The racial unrest that is sweeping the United States reach British shores as Enoch Powell launches his tirade against immigration, but racial harmony can be found at the all-nighters that take place in 1968, where disillusioned young people, black and white, escape the boredom of factory life to dance the night away to imported soul music. In Newcastle, the haven of equality found at the Carlton Ballroom all-nighter is destroyed when a young black girl, Dolores Kenny, is cuddled, leading Gently to uncover a disturbing and racist undercurrent growing within the local community.
The indefatigable Chief Inspector George Gently and Detective Sergeant John Bacchus experience the inflated authority of their "social betters" first hand, when a beautiful young girl called Ellen Mallam is found dead in the passenger seat of a an upturned car registered to local aristocrats.

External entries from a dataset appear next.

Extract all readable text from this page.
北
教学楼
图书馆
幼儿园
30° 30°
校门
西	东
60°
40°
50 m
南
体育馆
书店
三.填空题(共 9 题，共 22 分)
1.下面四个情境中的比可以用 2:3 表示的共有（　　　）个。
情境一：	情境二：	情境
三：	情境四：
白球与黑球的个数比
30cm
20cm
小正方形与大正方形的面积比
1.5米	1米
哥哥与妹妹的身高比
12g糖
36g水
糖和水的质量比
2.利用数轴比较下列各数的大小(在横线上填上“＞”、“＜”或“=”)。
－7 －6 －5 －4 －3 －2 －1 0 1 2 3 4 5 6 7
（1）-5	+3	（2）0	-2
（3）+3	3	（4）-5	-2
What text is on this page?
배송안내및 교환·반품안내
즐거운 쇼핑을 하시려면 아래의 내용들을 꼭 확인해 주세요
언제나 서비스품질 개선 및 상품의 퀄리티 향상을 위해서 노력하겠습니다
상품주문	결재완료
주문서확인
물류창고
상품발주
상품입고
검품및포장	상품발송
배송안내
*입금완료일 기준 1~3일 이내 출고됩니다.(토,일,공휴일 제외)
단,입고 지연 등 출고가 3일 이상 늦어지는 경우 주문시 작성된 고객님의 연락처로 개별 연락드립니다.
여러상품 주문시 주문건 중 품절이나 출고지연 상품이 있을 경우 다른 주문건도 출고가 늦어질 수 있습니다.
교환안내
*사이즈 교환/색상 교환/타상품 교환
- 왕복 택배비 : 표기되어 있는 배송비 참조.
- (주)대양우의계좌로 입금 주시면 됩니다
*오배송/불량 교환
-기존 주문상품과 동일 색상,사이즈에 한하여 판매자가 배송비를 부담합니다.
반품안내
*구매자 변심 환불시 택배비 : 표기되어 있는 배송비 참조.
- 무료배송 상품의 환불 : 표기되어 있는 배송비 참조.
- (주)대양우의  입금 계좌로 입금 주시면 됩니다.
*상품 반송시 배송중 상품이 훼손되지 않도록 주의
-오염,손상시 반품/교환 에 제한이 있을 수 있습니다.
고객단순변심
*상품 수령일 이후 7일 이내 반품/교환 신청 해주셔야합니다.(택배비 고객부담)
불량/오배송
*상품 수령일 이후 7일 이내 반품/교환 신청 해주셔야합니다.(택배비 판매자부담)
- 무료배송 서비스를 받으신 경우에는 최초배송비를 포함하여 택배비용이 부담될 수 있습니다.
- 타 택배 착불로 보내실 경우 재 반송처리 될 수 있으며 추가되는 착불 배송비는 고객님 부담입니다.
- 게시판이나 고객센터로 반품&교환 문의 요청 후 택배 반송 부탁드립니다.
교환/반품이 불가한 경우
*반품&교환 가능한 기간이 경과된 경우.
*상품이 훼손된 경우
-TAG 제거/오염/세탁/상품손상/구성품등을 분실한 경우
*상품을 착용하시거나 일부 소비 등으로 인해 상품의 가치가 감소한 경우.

It is 1968 and the shame of illegitimacy still burns the cheeks of single mothers and the families who force their unmarried daughters into 'mother and baby homes'. When the adopted child of a middle-class couple is kidnapped, suspicion falls upon the baby's birth mother. However, Gently and Bacchus's investigation into the mother and baby home itself reveals a much darker side to this hothouse of morality and raises serious questions about this seemingly perfect couple.
It has been four years since George Gently came north, but his old enemies haven't forgotten him. A vicious career criminal who Gently sent down years ago has been released, on the grounds that evidence was fabricated to frame him by Gently himself. And he is hell-bent on revenge. Suspended from duty, Gently finds himself powerless, unprotected and persecuted. If he is to survive, Gently must confront his deepest fears and fight to the passing.